Law firms should tell trainee solicitors whether or not they intend to hire them at least two months before their expected qualification date, the Law Society has said, responding to concerns that some employers were waiting until the last moment before telling trainees of their fate.

The guidance was published after the Law Society’s Junior Lawyers Division (JLD), which represents around 70,000 trainees and junior solicitors, asked the Society to raise the issue with employers.

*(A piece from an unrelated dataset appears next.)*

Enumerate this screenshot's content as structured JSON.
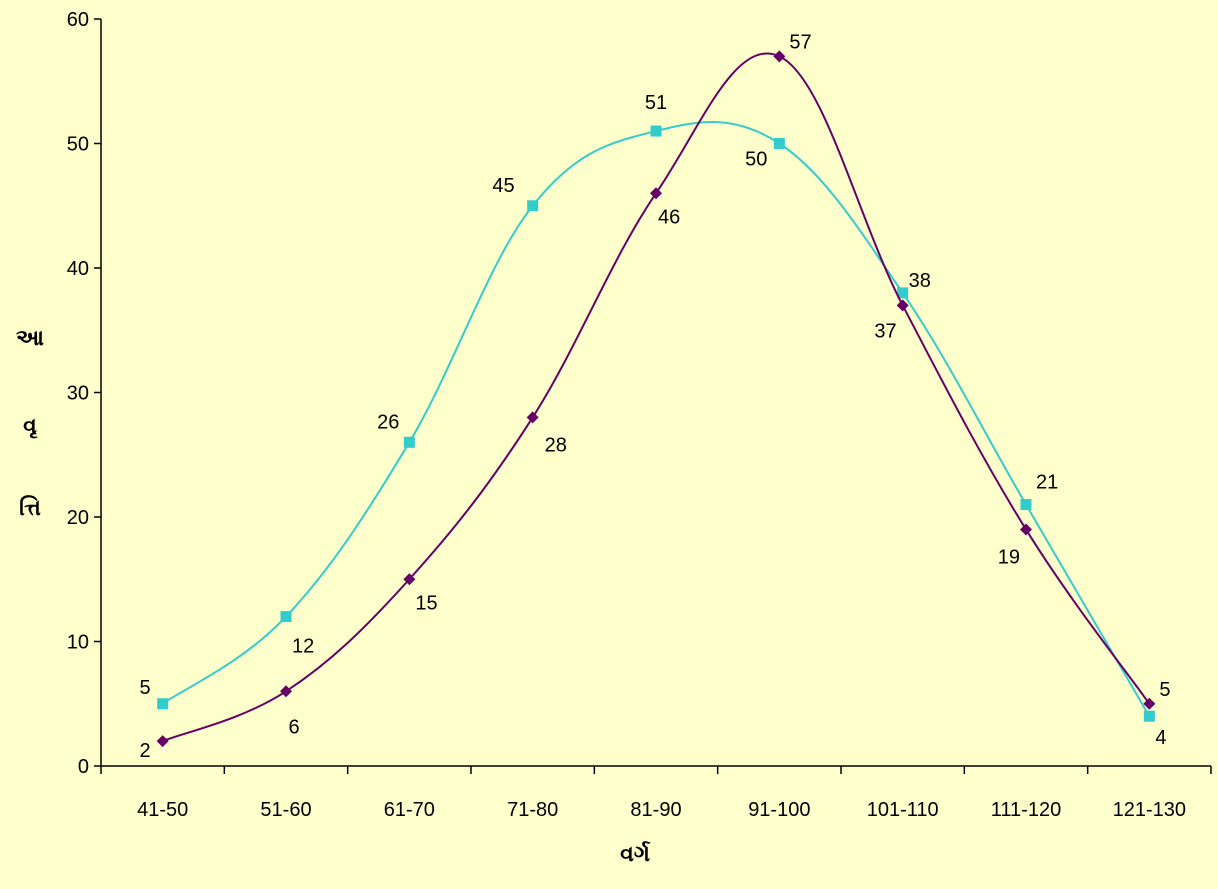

’The JLD is aware that some employers are failing to let their trainees know whether they will be offered a newly qualified position until the last moment, resulting in a number of newly qualified solicitors finding themselves unemployed, without a sufficient notice period to enable them to secure a position elsewhere,’  the JLD said. ’Furthermore, some employers are even unwilling to let their trainees know when they will be in a position to make a decision when asked.’

According to the guidance, published today, law firms should ‘as a matter of good practice’:

  • Inform a trainee no later than 12 weeks prior to the expected admission date of a time at which they can expect to be told of their employer’s decision.
  • Inform a trainee no later than eight weeks prior to their expected admission date what that decision is.

The guidance adds that, if an employer is unable to provide the information, it should say so, providing reasonable information as to why it is not possible.

Photo of Adele Edwin-Lamerton

Adele Edwin-Lamerton, JLD

Adele Edwin-Lamerton, JLD chair, said the guidance would give trainees the opportunity to plan for the future. As it stands trainees could be a situation where they are unsure of their position and may look for other opportunities, only to be told they would not be taken on by their employer for a perceived lack of loyalty, she said.

She added that firms would also be able to use the guidance to manage their upcoming trainee intakes for March. 

Last year, then JLD chair Bryan Scant said some firms were leaving trainees ‘in limbo’ by failing to tell them until the last minute whether or not they would be retained.